Photo: Courtesy of the Upper Thames River Conservation Authority

Landing fish in Thames Valley schools

Something fishy is about to get underway in two Thames Valley district schools.

The school board has adopted an environmental art project called Stream of Dreams to teach elementary students about water pollution.

Staff from the Upper Thames River Conservation Authority and the Dorchester Watershed Action Committee will be at Northdale Central Public School in Dorchester Monday to give a workshop about the local watershed.

A three-day, hands-on art project will follow.

“They’ll be painting their own fish,” said Erin Mutch, environmental education and management coordinator for the Thames Valley District School Board.

Not real fish, of course. They’re made from wood.

This project is one of many environmental protection initiatives Mutch co-ordinates for the school system.

“Our actions are linked to the environment,” she said. “And it’s important for children in our community to be involved in its protection.”

Stream of Dreams took shape in the late 1990s in British Columbia. Burnaby resident Louise Towell raised awareness of the importance of the watershed after toxic material was dumped into a storm drain, killing 5,000 fish in Byrne Creek.

With the help of local children, she painted 5,000 wooden fish and mounted them on a chain-link fence near the site. The “fish mural” served as a reminder to the community of the effects of pollutants.

“The community-education specialist will speak about what happens to the water in students’ homes,” said the conservation authority’s spokesperson Linda Smith.

With the assistance of staff from the Dorchester committee, the specialist will teach students about the water cycle. They’ll be given practical advice on how to prevent pollutants from entering storms drains and sewers.

What goes down the drain or runs off your lawn eventually makes it into the watershed. This includes pesticides, herbicides, household chemicals and medications.

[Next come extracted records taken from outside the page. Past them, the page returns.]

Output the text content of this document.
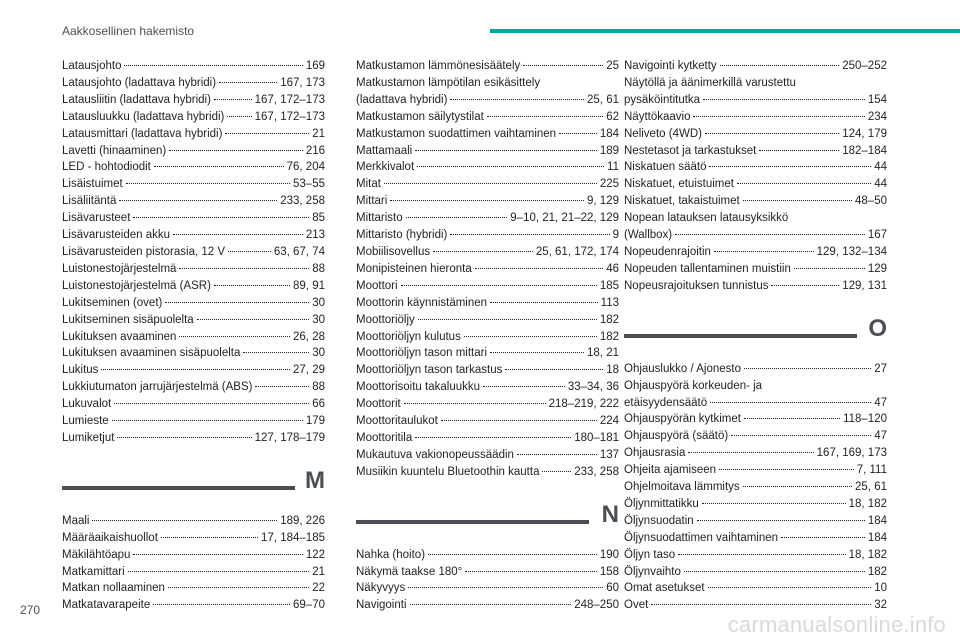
Aakkosellinen hakemisto
Latausjohto	169
Latausjohto (ladattava hybridi)	167, 173
Latausliitin (ladattava hybridi)	167, 172–173
Latausluukku (ladattava hybridi)	167, 172–173
Latausmittari (ladattava hybridi)	21
Lavetti (hinaaminen)	216
LED - hohtodiodit	76, 204
Lisäistuimet	53–55
Lisäliitäntä	233, 258
Lisävarusteet	85
Lisävarusteiden akku	213
Lisävarusteiden pistorasia, 12 V	63, 67, 74
Luistonestojärjestelmä	88
Luistonestojärjestelmä (ASR)	89, 91
Lukitseminen (ovet)	30
Lukitseminen sisäpuolelta	30
Lukituksen avaaminen	26, 28
Lukituksen avaaminen sisäpuolelta	30
Lukitus	27, 29
Lukkiutumaton jarrujärjestelmä (ABS)	88
Lukuvalot	66
Lumieste	179
Lumiketjut	127, 178–179
M
Maali	189, 226
Määräaikaishuollot	17, 184–185
Mäkilähtöapu	122
Matkamittari	21
Matkan nollaaminen	22
Matkatavarapeite	69–70
Matkustamon lämmönesisäätely	25
Matkustamon lämpötilan esikäsittely
(ladattava hybridi)	25, 61
Matkustamon säilytystilat	62
Matkustamon suodattimen vaihtaminen	184
Mattamaali	189
Merkkivalot	11
Mitat	225
Mittari	9, 129
Mittaristo	9–10, 21, 21–22, 129
Mittaristo (hybridi)	9
Mobiilisovellus	25, 61, 172, 174
Monipisteinen hieronta	46
Moottori	185
Moottorin käynnistäminen	113
Moottoriöljy	182
Moottoriöljyn kulutus	182
Moottoriöljyn tason mittari	18, 21
Moottoriöljyn tason tarkastus	18
Moottorisoitu takaluukku	33–34, 36
Moottorit	218–219, 222
Moottoritaulukot	224
Moottoritila	180–181
Mukautuva vakionopeussäädin	137
Musiikin kuuntelu Bluetoothin kautta	233, 258
N
Nahka (hoito)	190
Näkymä taakse 180°	158
Näkyvyys	60
Navigointi	248–250
Navigointi kytketty	250–252
Näytöllä ja äänimerkillä varustettu
pysäköintitutka	154
Näyttökaavio	234
Neliveto (4WD)	124, 179
Nestetasot ja tarkastukset	182–184
Niskatuen säätö	44
Niskatuet, etuistuimet	44
Niskatuet, takaistuimet	48–50
Nopean latauksen latausyksikkö
(Wallbox)	167
Nopeudenrajoitin	129, 132–134
Nopeuden tallentaminen muistiin	129
Nopeusrajoituksen tunnistus	129, 131
O
Ohjauslukko / Ajonesto	27
Ohjauspyörä korkeuden- ja
etäisyydensäätö	47
Ohjauspyörän kytkimet	118–120
Ohjauspyörä (säätö)	47
Ohjausrasia	167, 169, 173
Ohjeita ajamiseen	7, 111
Ohjelmoitava lämmitys	25, 61
Öljynmittatikku	18, 182
Öljynsuodatin	184
Öljynsuodattimen vaihtaminen	184
Öljyn taso	18, 182
Öljynvaihto	182
Omat asetukset	10
Ovet	32
270
carmanualsonline.info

“Even the soap we use to wash our cars can harm our water,” said Mutch.

Photo: Courtesy of the Upper Thames River Conservation Authority

Photo: Courtesy of the Upper Thames River Conservation Authority

Last year, Stream of Dreams hooked schools in Oakville, Milton and Burlington.

But this is the first Stream of Dreams in Southwestern Ontario, said Smith.

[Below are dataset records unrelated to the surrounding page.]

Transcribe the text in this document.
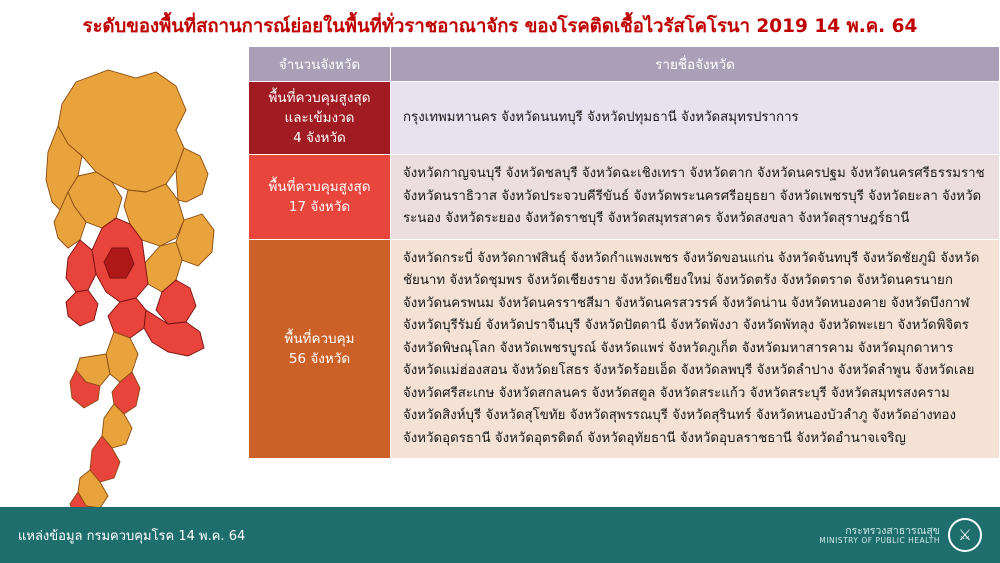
ระดับของพื้นที่สถานการณ์ย่อยในพื้นที่ทั่วราชอาณาจักร ของโรคติดเชื้อไวรัสโคโรนา 2019 14 พ.ค. 64
จำนวนจังหวัด	รายชื่อจังหวัด

พื้นที่ควบคุมสูงสุด
และเข้มงวด
4 จังหวัด	กรุงเทพมหานคร จังหวัดนนทบุรี จังหวัดปทุมธานี จังหวัดสมุทรปราการ

พื้นที่ควบคุมสูงสุด
17 จังหวัด	จังหวัดกาญจนบุรี จังหวัดชลบุรี จังหวัดฉะเชิงเทรา จังหวัดตาก จังหวัดนครปฐม จังหวัดนครศรีธรรมราช จังหวัดนราธิวาส จังหวัดประจวบคีรีขันธ์ จังหวัดพระนครศรีอยุธยา จังหวัดเพชรบุรี จังหวัดยะลา จังหวัดระนอง จังหวัดระยอง จังหวัดราชบุรี จังหวัดสมุทรสาคร จังหวัดสงขลา จังหวัดสุราษฎร์ธานี

พื้นที่ควบคุม
56 จังหวัด	จังหวัดกระบี่ จังหวัดกาฬสินธุ์ จังหวัดกำแพงเพชร จังหวัดขอนแก่น จังหวัดจันทบุรี จังหวัดชัยภูมิ จังหวัดชัยนาท จังหวัดชุมพร จังหวัดเชียงราย จังหวัดเชียงใหม่ จังหวัดตรัง จังหวัดตราด จังหวัดนครนายก จังหวัดนครพนม จังหวัดนครราชสีมา จังหวัดนครสวรรค์ จังหวัดน่าน จังหวัดหนองคาย จังหวัดบึงกาฬ จังหวัดบุรีรัมย์ จังหวัดปราจีนบุรี จังหวัดปัตตานี จังหวัดพังงา จังหวัดพัทลุง จังหวัดพะเยา จังหวัดพิจิตร จังหวัดพิษณุโลก จังหวัดเพชรบูรณ์ จังหวัดแพร่ จังหวัดภูเก็ต จังหวัดมหาสารคาม จังหวัดมุกดาหาร จังหวัดแม่ฮ่องสอน จังหวัดยโสธร จังหวัดร้อยเอ็ด จังหวัดลพบุรี จังหวัดลำปาง จังหวัดลำพูน จังหวัดเลย จังหวัดศรีสะเกษ จังหวัดสกลนคร จังหวัดสตูล จังหวัดสระแก้ว จังหวัดสระบุรี จังหวัดสมุทรสงคราม จังหวัดสิงห์บุรี จังหวัดสุโขทัย จังหวัดสุพรรณบุรี จังหวัดสุรินทร์ จังหวัดหนองบัวลำภู จังหวัดอ่างทอง จังหวัดอุดรธานี จังหวัดอุตรดิตถ์ จังหวัดอุทัยธานี จังหวัดอุบลราชธานี จังหวัดอำนาจเจริญ
แหล่งข้อมูล กรมควบคุมโรค 14 พ.ค. 64	กระทรวงสาธารณสุข
MINISTRY OF PUBLIC HEALTH	⚔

After the workshop, Northdale’s students will head to a designated painting room where they’ll find smocks, paint and brushes.

Judging by the fish painted by students who’ve already participated in a Stream of Dreams environmental project, Dorchester’s mural should be bright and colourful.

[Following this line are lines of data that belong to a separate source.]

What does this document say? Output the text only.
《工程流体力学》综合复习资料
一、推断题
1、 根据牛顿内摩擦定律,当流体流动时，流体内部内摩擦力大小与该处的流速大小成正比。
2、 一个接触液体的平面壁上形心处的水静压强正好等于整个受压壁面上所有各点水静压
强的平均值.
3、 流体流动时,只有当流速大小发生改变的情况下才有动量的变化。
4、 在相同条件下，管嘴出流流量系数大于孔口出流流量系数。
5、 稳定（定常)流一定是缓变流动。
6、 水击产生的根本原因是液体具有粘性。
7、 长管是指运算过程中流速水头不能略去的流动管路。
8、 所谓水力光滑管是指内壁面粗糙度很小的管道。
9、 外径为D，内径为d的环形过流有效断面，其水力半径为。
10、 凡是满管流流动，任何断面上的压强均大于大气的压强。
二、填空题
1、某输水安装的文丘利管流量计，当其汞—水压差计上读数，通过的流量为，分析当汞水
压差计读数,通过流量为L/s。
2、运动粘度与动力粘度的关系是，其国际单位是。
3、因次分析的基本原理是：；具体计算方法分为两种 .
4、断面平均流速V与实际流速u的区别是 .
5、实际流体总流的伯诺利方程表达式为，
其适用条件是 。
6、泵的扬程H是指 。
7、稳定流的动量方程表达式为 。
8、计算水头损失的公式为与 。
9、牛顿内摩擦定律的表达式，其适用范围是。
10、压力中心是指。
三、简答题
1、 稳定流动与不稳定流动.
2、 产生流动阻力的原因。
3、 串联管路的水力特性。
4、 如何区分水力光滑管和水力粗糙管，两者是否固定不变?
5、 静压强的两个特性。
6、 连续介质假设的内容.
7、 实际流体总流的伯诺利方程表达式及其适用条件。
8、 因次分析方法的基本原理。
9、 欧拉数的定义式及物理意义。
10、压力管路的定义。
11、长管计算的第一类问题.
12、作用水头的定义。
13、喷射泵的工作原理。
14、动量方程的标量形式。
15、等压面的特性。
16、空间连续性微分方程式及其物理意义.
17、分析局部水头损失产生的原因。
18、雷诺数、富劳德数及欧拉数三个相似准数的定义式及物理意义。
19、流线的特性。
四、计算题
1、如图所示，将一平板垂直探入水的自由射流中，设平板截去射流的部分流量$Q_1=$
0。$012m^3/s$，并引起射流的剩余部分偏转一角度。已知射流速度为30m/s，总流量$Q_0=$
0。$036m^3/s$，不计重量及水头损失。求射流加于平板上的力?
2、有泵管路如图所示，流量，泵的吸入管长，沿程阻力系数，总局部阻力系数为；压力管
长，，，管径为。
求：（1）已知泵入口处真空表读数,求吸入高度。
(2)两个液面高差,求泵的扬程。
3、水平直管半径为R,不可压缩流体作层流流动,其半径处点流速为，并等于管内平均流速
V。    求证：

“What’s really nice about this project,” said Mutch, “is the amount of support we’ve been given by the local community.”

Local Dorchester businesses stepped up. “Lind Lumber supplied the wood and Home Hardware supplied the paint and primer,” she said. “And the Kinsmen Club and the Optimist Club provided some funding.”

High-school students at Lord Dorchester Secondary School have already sanded, primed and drilled holes in the fish so that the elementary students can focus on painting.

The fish will be varnished and dried in old pizza boxes. And on Monday, March 30, they’ll fix their fish mural to the school’s fence.

In two weeks’ time, Stream of Dreams moves to Princess Elizabeth Public School in London’s east end.

Mutch said the elementary school has received support from local London businesses.

“Our fish are a promise to protect the watershed,” she said.